NGS-Integrator combines NGS data tracks from experiments that identify genomic regulatory elements and chromatin modifications (e.g. ChIP-Seq, ATAC-Seq, and Bisulfite-Seq), but not RNA-Seq data. A genome-wide NGS track is a vector R = [ri, i] where ri represents a measured value at nucleotide base position i along the length of DNA representing the genome. Usually, but not always, ri represents a discrete value, e.g. the number of sequencing reads that overlap the position. In general, values of ri can range from 0 to infinity. Conceptionally, the value ri gives information about the likelihood of a given feature being present, e.g. binding of a particular transcription factor (TF) from ChIP-Seq data, when considered in the context of the intrinsic background noise, ni, in the signal. To transform the data in terms of probability of a feature, we can use the complement of the minimum Bayes factor,
$$ {\mathrm{p}}_i=1-\exp \left[-\frac{{\mathrm{z}}_i^2}{2}\right], $$
where zi equals ri/ni. With two data tracks k = 1,2, a probability vector that combines information from both can be obtained by calculating the joint probability at each i (Pi) as
$$ {\mathrm{P}}_i={\Pi}_{k=1}^2{p}_k $$
Implementation
Algorithm
Computationally, NGS-Integrator consists of two elements (Fig. 1a). The Calculator element calculates the complement of the minimum Bayes factor (cMBF) at each position i, estimating ni as the median of the ri values across a window of i values straddling the position at which pi is being calculated. This calculation assumes that the features being detected are relatively sparsely represented along the genome, allowing the median to be representative of the true background noise level. The Integrator element calculates the joint probability between the two NGS tracks Pi based on the respective pi vectors. When integrating multiple tracks, sequential dual-input calculations are performed, based on the commutativity of the joint probability operation. Also, it is obvious that the computational time complexity of the algorithms is O(kw) where k is the number of nucleotides in the genome and w is the size of the window. The memory-complexity of the algorithm is a linear function of k.
Input and output
For calculation of genome-wide minimum Bayes’ factors from the read depth, NGS-Integrator requires a bed file containing coverage (number of the sequence reads at each nucleotide) generated from standard tools, such as samtools (depth) and bedtools (coverage, genomecov). The input file should contain 4 fields, chromosome number, start region, end region and coverage value. The output of NGS-Integrator as a BED file contains cMBF values at each nucleotide position across the whole genome. The output BED file can be easily modified to bedGraph or BigWig file format to be visualized on genome browsers. The output of NGS-Integrator could also be used to identify overlapping regions across multiple genome-wide NGS data types (Fig. 1a).
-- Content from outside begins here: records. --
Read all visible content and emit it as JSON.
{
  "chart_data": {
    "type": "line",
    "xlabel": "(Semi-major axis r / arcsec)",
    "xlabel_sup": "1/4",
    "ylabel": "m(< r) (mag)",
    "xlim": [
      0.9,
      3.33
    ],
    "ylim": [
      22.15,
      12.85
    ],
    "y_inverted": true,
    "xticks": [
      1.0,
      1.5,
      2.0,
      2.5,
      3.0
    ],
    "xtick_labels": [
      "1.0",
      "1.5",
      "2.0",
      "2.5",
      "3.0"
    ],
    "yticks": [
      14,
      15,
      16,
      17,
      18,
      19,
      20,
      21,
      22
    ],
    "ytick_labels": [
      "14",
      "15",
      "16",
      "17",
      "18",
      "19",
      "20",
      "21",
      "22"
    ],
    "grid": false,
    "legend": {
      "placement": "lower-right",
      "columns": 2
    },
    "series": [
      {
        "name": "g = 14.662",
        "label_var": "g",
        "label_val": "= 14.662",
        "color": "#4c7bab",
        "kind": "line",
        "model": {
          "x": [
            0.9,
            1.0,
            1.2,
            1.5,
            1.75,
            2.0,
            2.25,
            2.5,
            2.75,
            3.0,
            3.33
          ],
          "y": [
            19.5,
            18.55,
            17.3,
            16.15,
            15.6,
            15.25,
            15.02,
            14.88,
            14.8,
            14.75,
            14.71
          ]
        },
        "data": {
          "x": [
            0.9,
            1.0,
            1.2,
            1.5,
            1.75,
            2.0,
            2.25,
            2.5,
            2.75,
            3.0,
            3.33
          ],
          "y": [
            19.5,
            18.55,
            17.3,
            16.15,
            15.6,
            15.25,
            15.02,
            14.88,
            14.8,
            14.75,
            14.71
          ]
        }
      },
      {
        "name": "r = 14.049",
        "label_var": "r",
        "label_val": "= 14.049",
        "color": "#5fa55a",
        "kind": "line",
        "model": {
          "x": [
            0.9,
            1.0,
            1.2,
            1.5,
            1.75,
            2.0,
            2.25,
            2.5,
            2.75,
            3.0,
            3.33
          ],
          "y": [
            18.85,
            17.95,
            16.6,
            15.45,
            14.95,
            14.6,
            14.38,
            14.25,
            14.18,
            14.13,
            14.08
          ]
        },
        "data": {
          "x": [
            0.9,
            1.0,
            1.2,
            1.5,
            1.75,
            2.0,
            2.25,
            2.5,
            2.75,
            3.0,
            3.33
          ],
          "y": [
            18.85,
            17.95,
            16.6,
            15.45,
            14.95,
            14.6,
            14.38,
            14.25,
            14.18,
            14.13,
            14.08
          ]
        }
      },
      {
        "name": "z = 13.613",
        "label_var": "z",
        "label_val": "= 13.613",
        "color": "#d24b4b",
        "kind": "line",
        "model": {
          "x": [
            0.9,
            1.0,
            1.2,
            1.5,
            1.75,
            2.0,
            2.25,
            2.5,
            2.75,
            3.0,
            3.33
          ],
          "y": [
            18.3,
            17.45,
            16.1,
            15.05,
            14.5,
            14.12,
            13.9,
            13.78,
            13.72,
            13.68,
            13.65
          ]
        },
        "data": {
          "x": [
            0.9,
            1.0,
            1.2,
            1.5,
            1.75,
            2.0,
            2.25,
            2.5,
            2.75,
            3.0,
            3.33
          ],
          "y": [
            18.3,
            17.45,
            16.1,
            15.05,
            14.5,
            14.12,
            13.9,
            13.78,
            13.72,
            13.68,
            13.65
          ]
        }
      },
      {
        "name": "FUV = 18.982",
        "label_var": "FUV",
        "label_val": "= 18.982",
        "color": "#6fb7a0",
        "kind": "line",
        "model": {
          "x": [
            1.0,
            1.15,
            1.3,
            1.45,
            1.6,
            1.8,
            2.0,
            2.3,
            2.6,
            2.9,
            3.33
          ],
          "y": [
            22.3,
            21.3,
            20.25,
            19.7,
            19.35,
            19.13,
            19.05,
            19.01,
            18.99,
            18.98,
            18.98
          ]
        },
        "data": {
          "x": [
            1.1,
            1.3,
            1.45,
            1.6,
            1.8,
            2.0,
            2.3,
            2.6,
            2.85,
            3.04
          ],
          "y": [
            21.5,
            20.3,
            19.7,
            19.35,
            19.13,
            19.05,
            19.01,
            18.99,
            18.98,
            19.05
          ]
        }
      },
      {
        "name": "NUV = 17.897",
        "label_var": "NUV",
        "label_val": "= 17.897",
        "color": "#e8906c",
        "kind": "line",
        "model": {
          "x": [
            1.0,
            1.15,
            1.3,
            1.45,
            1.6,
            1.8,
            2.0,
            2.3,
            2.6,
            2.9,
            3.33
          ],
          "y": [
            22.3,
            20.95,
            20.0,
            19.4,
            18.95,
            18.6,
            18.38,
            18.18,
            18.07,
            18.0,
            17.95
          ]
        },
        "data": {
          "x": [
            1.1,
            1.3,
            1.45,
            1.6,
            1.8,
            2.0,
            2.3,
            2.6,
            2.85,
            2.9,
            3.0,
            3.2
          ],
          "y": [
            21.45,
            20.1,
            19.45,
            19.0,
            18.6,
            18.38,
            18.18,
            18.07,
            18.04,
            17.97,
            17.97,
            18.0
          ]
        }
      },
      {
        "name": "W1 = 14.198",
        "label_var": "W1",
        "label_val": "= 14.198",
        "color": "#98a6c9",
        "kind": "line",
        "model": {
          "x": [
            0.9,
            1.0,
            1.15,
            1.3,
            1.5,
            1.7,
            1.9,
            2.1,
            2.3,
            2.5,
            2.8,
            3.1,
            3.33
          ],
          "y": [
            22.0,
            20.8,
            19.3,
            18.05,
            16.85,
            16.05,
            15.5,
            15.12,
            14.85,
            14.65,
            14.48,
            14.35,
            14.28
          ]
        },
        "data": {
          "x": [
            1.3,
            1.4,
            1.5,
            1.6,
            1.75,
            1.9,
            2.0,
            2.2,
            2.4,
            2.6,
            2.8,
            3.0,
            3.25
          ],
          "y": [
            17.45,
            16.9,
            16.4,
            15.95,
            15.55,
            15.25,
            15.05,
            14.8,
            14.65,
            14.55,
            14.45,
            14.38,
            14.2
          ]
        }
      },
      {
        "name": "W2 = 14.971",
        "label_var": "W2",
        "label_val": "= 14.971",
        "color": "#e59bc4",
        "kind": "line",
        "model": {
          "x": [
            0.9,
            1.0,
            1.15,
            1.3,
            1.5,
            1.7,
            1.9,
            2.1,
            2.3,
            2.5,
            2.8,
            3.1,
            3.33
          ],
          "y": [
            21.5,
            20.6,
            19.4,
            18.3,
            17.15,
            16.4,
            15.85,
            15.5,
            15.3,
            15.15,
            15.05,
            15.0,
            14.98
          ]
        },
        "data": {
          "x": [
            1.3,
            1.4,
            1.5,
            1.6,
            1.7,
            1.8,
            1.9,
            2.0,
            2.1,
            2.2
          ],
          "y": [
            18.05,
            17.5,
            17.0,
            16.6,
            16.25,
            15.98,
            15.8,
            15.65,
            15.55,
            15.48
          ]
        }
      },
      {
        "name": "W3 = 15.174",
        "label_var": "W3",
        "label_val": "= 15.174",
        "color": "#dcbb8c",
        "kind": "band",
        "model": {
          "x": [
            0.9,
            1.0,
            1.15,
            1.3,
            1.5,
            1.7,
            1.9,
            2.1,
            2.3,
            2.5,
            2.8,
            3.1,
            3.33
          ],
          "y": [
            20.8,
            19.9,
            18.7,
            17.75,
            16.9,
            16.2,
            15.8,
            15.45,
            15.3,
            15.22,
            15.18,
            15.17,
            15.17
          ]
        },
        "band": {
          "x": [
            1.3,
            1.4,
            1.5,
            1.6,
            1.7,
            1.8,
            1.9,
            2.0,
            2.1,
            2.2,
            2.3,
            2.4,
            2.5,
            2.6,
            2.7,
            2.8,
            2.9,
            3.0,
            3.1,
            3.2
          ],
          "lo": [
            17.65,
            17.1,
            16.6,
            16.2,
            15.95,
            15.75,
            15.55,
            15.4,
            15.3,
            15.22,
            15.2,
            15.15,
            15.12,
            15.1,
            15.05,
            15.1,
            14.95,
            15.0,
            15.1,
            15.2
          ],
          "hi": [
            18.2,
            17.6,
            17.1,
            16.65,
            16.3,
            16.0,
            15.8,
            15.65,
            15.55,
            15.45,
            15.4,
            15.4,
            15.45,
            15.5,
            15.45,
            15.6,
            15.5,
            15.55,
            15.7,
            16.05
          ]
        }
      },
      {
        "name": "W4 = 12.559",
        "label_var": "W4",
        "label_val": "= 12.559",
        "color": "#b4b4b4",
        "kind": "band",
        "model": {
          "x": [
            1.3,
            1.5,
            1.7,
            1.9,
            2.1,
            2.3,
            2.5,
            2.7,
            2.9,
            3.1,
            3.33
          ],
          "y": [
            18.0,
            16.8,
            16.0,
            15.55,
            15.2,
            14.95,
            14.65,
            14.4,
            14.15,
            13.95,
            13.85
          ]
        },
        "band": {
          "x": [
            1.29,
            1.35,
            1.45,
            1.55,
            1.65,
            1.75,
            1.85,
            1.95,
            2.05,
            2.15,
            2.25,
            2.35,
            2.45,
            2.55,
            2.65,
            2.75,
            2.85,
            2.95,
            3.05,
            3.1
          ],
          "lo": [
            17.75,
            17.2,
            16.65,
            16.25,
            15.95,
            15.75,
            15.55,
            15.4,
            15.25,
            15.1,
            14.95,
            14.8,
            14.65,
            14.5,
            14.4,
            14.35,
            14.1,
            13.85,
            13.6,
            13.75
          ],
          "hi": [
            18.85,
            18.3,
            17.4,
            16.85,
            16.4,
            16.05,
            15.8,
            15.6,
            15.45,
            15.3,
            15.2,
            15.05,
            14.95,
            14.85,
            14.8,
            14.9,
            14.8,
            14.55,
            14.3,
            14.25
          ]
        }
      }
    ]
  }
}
Datasets for integration analyses using NGS-Integrator
Three replicates of ChIP-Seq for the transcription factor ELF1 (unpublished) using an ELF1 antibody (sc-631, Santa Cruz Biotechnology) done in mouse kidney cortical collecting duct cell mpkCCD cells as described previously [6] were used to generate input BED files with genome-wide coverage (10 bp-scale bin). Coverage across the whole genome was estimated by bedtools (coverage) from BAM files. To compare with our ELF1 ChIP-Seq data, public data for ELF1 ChIP-Seq data in erythroleukemia cells (ENCSR033OW) with fold change of signal over control track and its optimal irreproducible discover rate threshold peaks was downloaded from the mouse ENCODE database (https://www.encodeproject.org/).
Four replicates of ATAC-Seq data (GSE108786) were generated in mpkCCD cells as described previously [6]. Datasets of ChIP-Seq data for histone H3K27Ac (GSE95009) and RNA Polymerase II (GSE79584) were used from previous published data [7, 8]. Genome-wide coverage of every 10 bp-scale bin as an input bed file of each replicate was generated by bedtools (coverage) from BAM files.
Multiple ChIP-Seq datasets (GSE29218) published as part of the mouse ENCODE project were used to examine integration of multiple types of ChIP-Seq data. The ChIP-Seq datasets for P300 (GSM723018), RNA Polymerase II (GSM723019) and H3K27Ac (GSM851278) were generated in Bruce4 mouse embryonic stem cells (mESCs) by Dr. Bing Ren’s laboratory [9]. Two replicates from each ChIP-Seq dataset were used for integration using NGS-Integrator.